Catedrático de Ciencias Políticas

La presencia de ETA era el único obstáculo para la normalización democrática de Euskadi, algo en lo que coinciden todos los partidos vascos, incluida la izquierda abertzale, si no, esta no hubiera pedido que aquella cesara en su actividad. Pero su ausencia, esta ausencia que no se debe a que los gudaris mueran sino a que se esfuman, como dice la balada, puede que no ayude.
Los partidos nacionalistas vascos, saludando el tiempo nuevo, han propuesto varias medidas de distinto calado (adelanto de las elecciones, acercamiento de presos, derogación de la Ley de Partidos, replanteamiento de la integración constitucional de Euskadi en España) que suponen un cambio sustancial. Quieren que el Estado responda a la declaración de ETA de cese definitivo del terrorismo, pero sin más garantía que la palabra de esta, ya que no ha entregado las armas.

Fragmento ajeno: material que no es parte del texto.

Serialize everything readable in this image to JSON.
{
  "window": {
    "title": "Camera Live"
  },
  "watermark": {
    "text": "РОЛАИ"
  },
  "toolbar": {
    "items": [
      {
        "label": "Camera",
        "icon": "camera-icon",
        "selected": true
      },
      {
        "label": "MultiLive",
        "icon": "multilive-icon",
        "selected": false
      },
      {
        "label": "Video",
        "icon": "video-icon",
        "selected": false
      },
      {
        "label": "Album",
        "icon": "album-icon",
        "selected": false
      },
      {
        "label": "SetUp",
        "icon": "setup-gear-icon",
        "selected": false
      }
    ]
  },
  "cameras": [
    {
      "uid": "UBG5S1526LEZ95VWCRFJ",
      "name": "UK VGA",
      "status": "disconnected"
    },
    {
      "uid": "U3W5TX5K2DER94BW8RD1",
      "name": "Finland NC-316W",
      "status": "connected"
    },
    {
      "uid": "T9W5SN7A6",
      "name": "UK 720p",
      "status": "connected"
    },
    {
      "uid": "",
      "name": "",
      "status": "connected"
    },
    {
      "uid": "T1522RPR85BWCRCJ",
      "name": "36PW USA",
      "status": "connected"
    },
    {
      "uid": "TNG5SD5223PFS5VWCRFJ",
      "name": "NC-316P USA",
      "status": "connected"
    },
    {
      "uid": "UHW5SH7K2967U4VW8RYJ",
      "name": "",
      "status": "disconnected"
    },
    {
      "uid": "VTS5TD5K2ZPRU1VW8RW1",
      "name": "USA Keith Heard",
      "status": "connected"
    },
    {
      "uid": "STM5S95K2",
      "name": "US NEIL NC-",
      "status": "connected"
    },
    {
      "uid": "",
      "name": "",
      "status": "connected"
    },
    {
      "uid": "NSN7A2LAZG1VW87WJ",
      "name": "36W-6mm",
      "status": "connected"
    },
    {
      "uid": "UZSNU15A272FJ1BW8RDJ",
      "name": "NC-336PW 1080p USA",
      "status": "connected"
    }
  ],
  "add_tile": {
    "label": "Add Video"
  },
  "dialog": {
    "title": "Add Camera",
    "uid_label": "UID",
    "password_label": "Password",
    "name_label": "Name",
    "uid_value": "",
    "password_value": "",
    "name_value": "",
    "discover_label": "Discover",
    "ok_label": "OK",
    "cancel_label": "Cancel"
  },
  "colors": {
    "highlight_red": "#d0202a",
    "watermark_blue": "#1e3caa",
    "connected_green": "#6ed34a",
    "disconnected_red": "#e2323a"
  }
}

Tal es el argumento principal de parte de la oposición para desconfiar de la declaración etarra. Con independencia de que esa desconfianza se extreme hasta obstaculizar la paz en el País Vasco, lo cierto es que tiene un punto de sentido común. Porque ¿para qué quiere ETA conservar el arsenal si no va a utilizarlo? Mientras una de las respuestas pueda ser “para utilizarlo otra vez”, la desconfianza estará justificada.
Se entiende la urgencia de los nacionalistas: no quieren vérselas con un gobierno nuevo, quizá apoyado en sólida mayoría parlamentaria. Pero si el socialista cediera a sus solicitudes, faltaría a una norma no escrita de corrección parlamentaria, según la cual un Gobierno prácticamente en funciones no puede hipotecar la gestión del siguiente. Así que no se moverá hasta las elecciones, y hará bien, porque, además, la situación no está del todo clara, ya que los viejos soldados no han muerto.
Se dice que el IRA tardó siete años en deponer las armas desde el cese de la violencia, lo que no es un dato alentador. Y menos lo es la desafortunada observación de Otegi de que pedir la disolución de ETA sea “inmaduro”. ¿Por qué? Dice también que es una muestra del “miedo” de los partidos a la “nueva” situación. ¿Es tan extraño? En esos partidos militaban muchos asesinados por la vesania terrorista.